This week, we are examining tissues of the skeletal system. Specifically, we will investigate the process by which the long bone of the upper arm, the humerus, grows and lengthens in our patient, an 8-year old boy. Then, we will compare this process of growth with the process of healing and repair when this same patient sustains a distal end greenstick fracture of the humerus at his weekly gymnastics practice! Your assignment, which is worth 30 points, is to write a one to two page essay discussing the development and growth of a long bone, such as the humerus.
Then, assume this bone has sustained the injury described above, and describe the process by which this injury is repaired. Be comprehensive! Be creative! Please use appropriate citation in APA format where appropriate. Begin your assignment below: Charce Leonard Bones grow in three stages during life. The bone starts growing in the embryo at around 8 weeks. Ossification is the word for the formation of bone. There are osteoblasts that help form the bone and osteoclasts that eat away at old bone. Bones start off as cartilage, but then is replaced by bone.
Connective tissue forms a sheet where the bones are going to be. These connective tissue sheets are highly invested with blood vessels. Some of the cells in the connective tissue sheets differentiate into osteoblasts. These osteoblasts begin laying down the bone extracellular matrix, called spongy bone. These osteoblasts get trapped within the hard matrix and are then called osteocytes. As time goes more and more osteoblasts form from the connective tissue sheets. The connective tissue sheets, as they become major producers of osteocytes, are no longer called connective tissue sheets.
They are now called the bone’s periosteum. But the newer osteoblasts made by the periosteum cannot enter the spongy bone. So, they begin to accumulate on the edges of the spongy bone. They lay down more hard matrix, but now as compact bone. Then, they get trapped within this matrix and are called osteocytes. Long bones need to grow longer so we grow taller. The way they do this is a modification of the way they grow embryonically. The only cartilage that remains in the bone is the cartilage that is found in the epiphyseal disks. The cartilage within the epiphyseal disks is constantly dividing.
As it makes more cartilage, the older cartilage turns into bone. A greenstick fracture is an incomplete fracture where one side of the bone breaks and the other side bends. A greenstick fracture is most common in children. They occur more in children because children have a relatively more organic matrix and are more flexible than those of adults. There are three stages of healing after a greenstick fracture. In these stages many things happen to the bone. First, there is hematoma formation. The torn blood vessels hemorrhage, and a mass of blood forms at the fracture site.
This mass of blood is also known as a hematoma. The site of the fracture becomes swollen, painful, and inflamed. Next, a fibrocartilaginous callus forms. Granulation tissue forms a few days after the fracture. Then capillaries grow into the tissue and phagocytic cells begin cleaning debris. Finally, new bone trabeculae appear in the fibrocartilaginous callus. The fibrocartilaginous callus converts into a bony callus. This bone callus begins three to four weeks after the fracture occurs, and continues until firm union is formed two to three months later.

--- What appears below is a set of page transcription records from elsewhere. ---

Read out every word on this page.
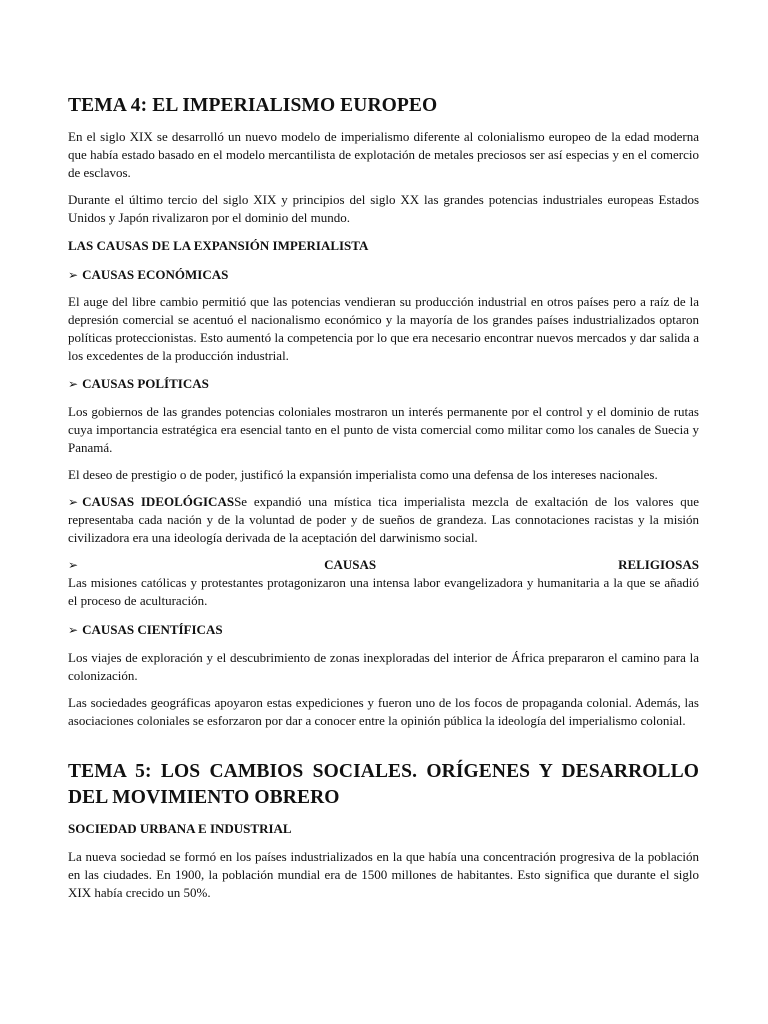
TEMA 4: EL IMPERIALISMO EUROPEO

En el siglo XIX se desarrolló un nuevo modelo de imperialismo diferente al colonialismo europeo de la edad moderna que había estado basado en el modelo mercantilista de explotación de metales preciosos ser así especias y en el comercio de esclavos.

Durante el último tercio del siglo XIX y principios del siglo XX las grandes potencias industriales europeas Estados Unidos y Japón rivalizaron por el dominio del mundo.

LAS CAUSAS DE LA EXPANSIÓN IMPERIALISTA
➢ CAUSAS ECONÓMICAS

El auge del libre cambio permitió que las potencias vendieran su producción industrial en otros países pero a raíz de la depresión comercial se acentuó el nacionalismo económico y la mayoría de los grandes países industrializados optaron políticas proteccionistas. Esto aumentó la competencia por lo que era necesario encontrar nuevos mercados y dar salida a los excedentes de la producción industrial.

➢ CAUSAS POLÍTICAS

Los gobiernos de las grandes potencias coloniales mostraron un interés permanente por el control y el dominio de rutas cuya importancia estratégica era esencial tanto en el punto de vista comercial como militar como los canales de Suecia y Panamá.

El deseo de prestigio o de poder, justificó la expansión imperialista como una defensa de los intereses nacionales.

➢ CAUSAS IDEOLÓGICASSe expandió una mística tica imperialista mezcla de exaltación de los valores que representaba cada nación y de la voluntad de poder y de sueños de grandeza. Las connotaciones racistas y la misión civilizadora era una ideología derivada de la aceptación del darwinismo social.

➢	CAUSAS	RELIGIOSAS

Las misiones católicas y protestantes protagonizaron una intensa labor evangelizadora y humanitaria a la que se añadió el proceso de aculturación.

➢ CAUSAS CIENTÍFICAS

Los viajes de exploración y el descubrimiento de zonas inexploradas del interior de África prepararon el camino para la colonización.

Las sociedades geográficas apoyaron estas expediciones y fueron uno de los focos de propaganda colonial. Además, las asociaciones coloniales se esforzaron por dar a conocer entre la opinión pública la ideología del imperialismo colonial.

TEMA 5: LOS CAMBIOS SOCIALES. ORÍGENES Y DESARROLLO DEL MOVIMIENTO OBRERO
SOCIEDAD URBANA E INDUSTRIAL

La nueva sociedad se formó en los países industrializados en la que había una concentración progresiva de la población en las ciudades. En 1900, la población mundial era de 1500 millones de habitantes. Esto significa que durante el siglo XIX había crecido un 50%.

After all of those stages are finished, bone remodeling takes place. The excess material on the bone shaft exterior and in the medullary canal is removed, and compact bone is laid down to reconstruct shaft walls. The fracture is finally healed. But, this fracture will not be healed if the child who received the fracture does not seek out medical attention. With a greenstick fracture, the child will most likely be placed in a cast to properly immobilize the bone so the bone will heal properly.